Human foibles
Why Are People Who Like Spicy Food So Dang Smug About It?
Weird flex, but okay

True to my generalist ways, I fall down a lot of internet rabbit holes. The latest is Hot Ones, a show where celebrities with a book, movie, or lifestyle line to hawk eat progressively hotter chicken wings as the host asks them insightful questions.
Through the course of the interview, the host and his guest eat 7 wings, starting with a mild 1800 Scoville level Classic Hot Sauce and ending with one they call The Last Dab, which is a molten lava two million Scoville units.

It’s interesting to see how different people react to eating spicy food. Some, like famed chef Gordon Ramsey, talk a good game but don’t make a pretense when things get real. Ramsey hilariously swigs Pepto-Bismol and downs donuts in between bites when he is bested by a sauce called Hellfire with a scorching 679,000 Scoville units. This is the same sauce that sees actor Jennifer Garner abandon all pretense of being okay as she yells “up your butt, Sean!” at the host.
Then there are people like chef Alton Brown. You can see his pain in the final rounds, but he’s determined not to let it show. While he sagely requested half and half to drink instead of milk, he barely touches it even after The Last Dab and tosses off a deliberately casual “fun show, next time try getting something hot, though.” before throwing his napkin on the table and taking his leave.
I have a friend like that. No sauce is hot enough for him. It doesn’t matter where we go or how many skulls and crossbones there are on the label, he makes a show of his disappointment.
While I’m no Alton Brown, I’ve been told my spicy food tolerance is “good for a white girl.” If a restaurant’s pepper scale goes to five, I know three is my limit. Any more and I can still consume it, but I’m suffering.
This is why I’m writing this piece. There comes a point when food goes from spicy delectable to spicy unbearable, and that point varies for everyone. But I notice people who pride themselves on eating spicy food clearly go beyond their comfort level and pretend like it’s no big deal. They probably don’t even enjoy the food, they just want people to see them eat it.
They’re trying to prove a point, but what?

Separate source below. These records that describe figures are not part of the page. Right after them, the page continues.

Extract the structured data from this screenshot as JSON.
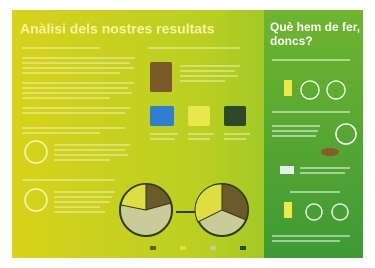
{
  "header": {
    "title": "Anàlisi dels nostres resultats"
  },
  "sidebar": {
    "title_line1": "Què hem de fer,",
    "title_line2": "doncs?"
  }
}
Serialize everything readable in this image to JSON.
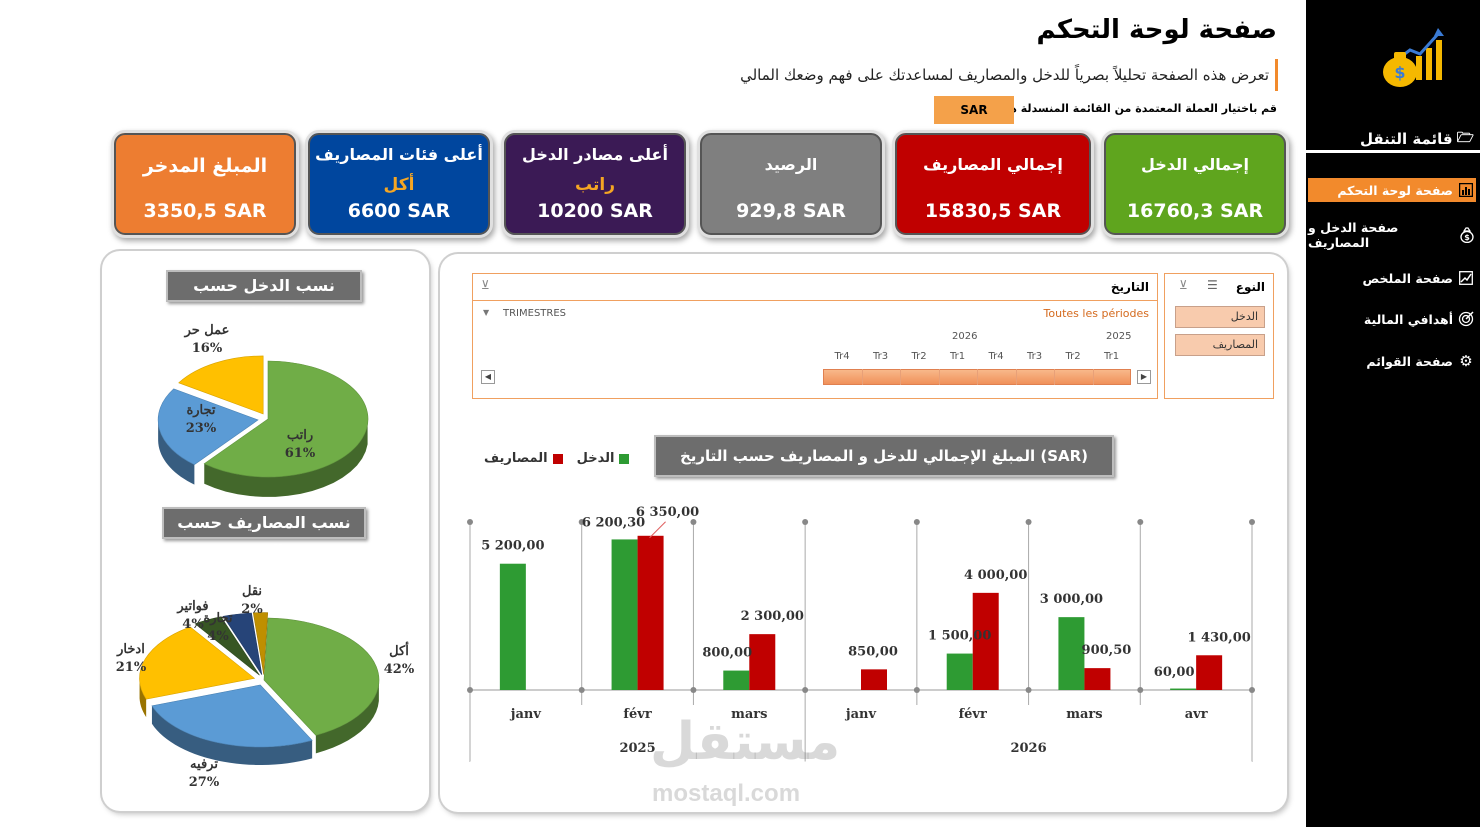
{
  "header": {
    "title": "صفحة لوحة التحكم",
    "subtitle": "تعرض هذه الصفحة تحليلاً بصرياً للدخل والمصاريف لمساعدتك على فهم وضعك المالي",
    "currency_label": "قم باختيار العملة المعتمدة من القائمة المنسدلة هنا",
    "currency_value": "SAR"
  },
  "sidebar": {
    "nav_title": "قائمة التنقل",
    "items": [
      {
        "label": "صفحة لوحة التحكم",
        "icon": "dashboard-icon",
        "active": true
      },
      {
        "label": "صفحة الدخل و المصاريف",
        "icon": "money-bag-icon",
        "active": false
      },
      {
        "label": "صفحة الملخص",
        "icon": "chart-line-icon",
        "active": false
      },
      {
        "label": "أهدافي المالية",
        "icon": "target-icon",
        "active": false
      },
      {
        "label": "صفحة القوائم",
        "icon": "gear-icon",
        "active": false
      }
    ]
  },
  "kpis": [
    {
      "label": "إجمالي الدخل",
      "value": "16760,3 SAR",
      "color": "#5FA51E"
    },
    {
      "label": "إجمالي المصاريف",
      "value": "15830,5 SAR",
      "color": "#C00000"
    },
    {
      "label": "الرصيد",
      "value": "929,8 SAR",
      "color": "#7F7F7F"
    },
    {
      "label": "أعلى مصادر الدخل",
      "sub": "راتب",
      "value": "10200 SAR",
      "color": "#3B1A55"
    },
    {
      "label": "أعلى فئات المصاريف",
      "sub": "أكل",
      "value": "6600 SAR",
      "color": "#00469E"
    },
    {
      "label": "المبلغ المدخر",
      "value": "3350,5 SAR",
      "color": "#ED7D31"
    }
  ],
  "income_pie": {
    "title": "نسب الدخل حسب المصادر",
    "slices": [
      {
        "name": "راتب",
        "pct": "61%",
        "value": 61,
        "color": "#70AD47"
      },
      {
        "name": "تجارة",
        "pct": "23%",
        "value": 23,
        "color": "#5B9BD5"
      },
      {
        "name": "عمل حر",
        "pct": "16%",
        "value": 16,
        "color": "#FFC000"
      }
    ]
  },
  "expense_pie": {
    "title": "نسب المصاريف حسب النوع",
    "slices": [
      {
        "name": "أكل",
        "pct": "42%",
        "value": 42,
        "color": "#70AD47"
      },
      {
        "name": "ترفيه",
        "pct": "27%",
        "value": 27,
        "color": "#5B9BD5"
      },
      {
        "name": "ادخار",
        "pct": "21%",
        "value": 21,
        "color": "#FFC000"
      },
      {
        "name": "فواتير",
        "pct": "4%",
        "value": 4,
        "color": "#375623"
      },
      {
        "name": "تجارة",
        "pct": "4%",
        "value": 4,
        "color": "#264478"
      },
      {
        "name": "نقل",
        "pct": "2%",
        "value": 2,
        "color": "#BF8F00"
      }
    ]
  },
  "type_slicer": {
    "title": "النوع",
    "items": [
      "الدخل",
      "المصاريف"
    ]
  },
  "date_slicer": {
    "title": "التاريخ",
    "all_periods": "Toutes les périodes",
    "level": "TRIMESTRES",
    "years": [
      "2026",
      "2025"
    ],
    "quarters": [
      "Tr4",
      "Tr3",
      "Tr2",
      "Tr1",
      "Tr4",
      "Tr3",
      "Tr2",
      "Tr1"
    ]
  },
  "chart_data": {
    "type": "bar",
    "title": "المبلغ الإجمالي للدخل و المصاريف حسب التاريخ (SAR)",
    "categories": [
      "janv",
      "févr",
      "mars",
      "janv",
      "févr",
      "mars",
      "avr"
    ],
    "groups": [
      {
        "label": "2025",
        "categories": [
          "janv",
          "févr",
          "mars"
        ]
      },
      {
        "label": "2026",
        "categories": [
          "janv",
          "févr",
          "mars",
          "avr"
        ]
      }
    ],
    "series": [
      {
        "name": "الدخل",
        "color": "#2E9B33",
        "values": [
          5200,
          6200.3,
          800,
          null,
          1500,
          3000,
          60
        ],
        "labels": [
          "5 200,00",
          "6 200,30",
          "800,00",
          "",
          "1 500,00",
          "3 000,00",
          "60,00"
        ]
      },
      {
        "name": "المصاريف",
        "color": "#C00000",
        "values": [
          null,
          6350,
          2300,
          850,
          4000,
          900.5,
          1430
        ],
        "labels": [
          "",
          "6 350,00",
          "2 300,00",
          "850,00",
          "4 000,00",
          "900,50",
          "1 430,00"
        ]
      }
    ],
    "ylim": [
      0,
      7000
    ],
    "grid": false,
    "legend": "top-left"
  },
  "watermark": {
    "arabic": "مستقل",
    "latin": "mostaql.com"
  }
}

Since I started sharing a few of my travel stories on this platform, a couple of readers have (kindly) mentioned to me that travel stories can sound like an annoying humblebrag. Like, oh I’m so adventurous, I’m so daring, I’m so “woke”. I appreciate other cultures and will pretend that’s what I’m doing while I’m really demonstrating how cultured and awesome I am.
By the way, I love travel stories and most of them don’t come off that way, so keep them coming. But I’m self-aware enough to know that I take a little too much pride in being an adventurer, so I understand what these people were (diplomatically) saying.
I think spicy food eaters have the same kind of thing going on. They’re seeing a little too much merit in their own actions. Like “oh my god, you think that’s hot? Please, I’m shivering.”
Don’t lie, spicy food lovers. You’re (not so secretly) smug about your Scoville score.
If you’ve read my posts for a while, you know I’m not one to generalize based on gender. But I think we can all agree that the Spice Conquerors tend to be of the male persuasion. At some point, someone confused masculinity with the ability to down ghost peppers with a smile.
I went on a food tour in Belize (oops, humblebrag?) with a group of Americans. We were offered a rice dish with one pepper on the side. Our guide told us that the pepper was so potent that we’d be well advised to stir it around the food and then remove it. Its mere essence would make the dish hot enough.
I know my limits and decided to eat the dish without even introducing the pepper. But one Spice Conqueror made a show of getting that pepper juice all over the plate. However, he made the mistake of picking the pepper out with his fingers. A minute later, he rubbed his eyes.
His bravado diminished considerably as he shed tears of searing pain. He finally went to the restroom to get himself together and came back hunched over and limping. He’d used the facilities while he was in there, and now a whole new and much-prized area below the belt buckle was also affected.
I’ll be the first to say most savory foods are improved with a little heat. But the bravado of the ultra-spicy tribe has nothing to do with actual flavor. It’s a weird competition, the “who can eat this hotter” game, and I’m not convinced it enhances the participants’ (or bystanders’) enjoyment of the meal.
As a humblebrag, it makes very little sense. Where’s the evolutionary imperative to be okay with feeling like your mouth is on fire? Presumably, it’s proving your ability to withstand pain? But I’m not seeing your spice tolerance as you being better able to protect me from saber tooth tigers, caveman style.
I think you’d be more apt to survive the ancient wilds with a man who avoids unnecessary pain.
I suppose we all get our pride where we can, and most of us admittedly can’t handle one million-plus Scoville units. So go on with your bad selves. Just know, this “achievement” isn’t impressing the rest of us as much as you seem to think.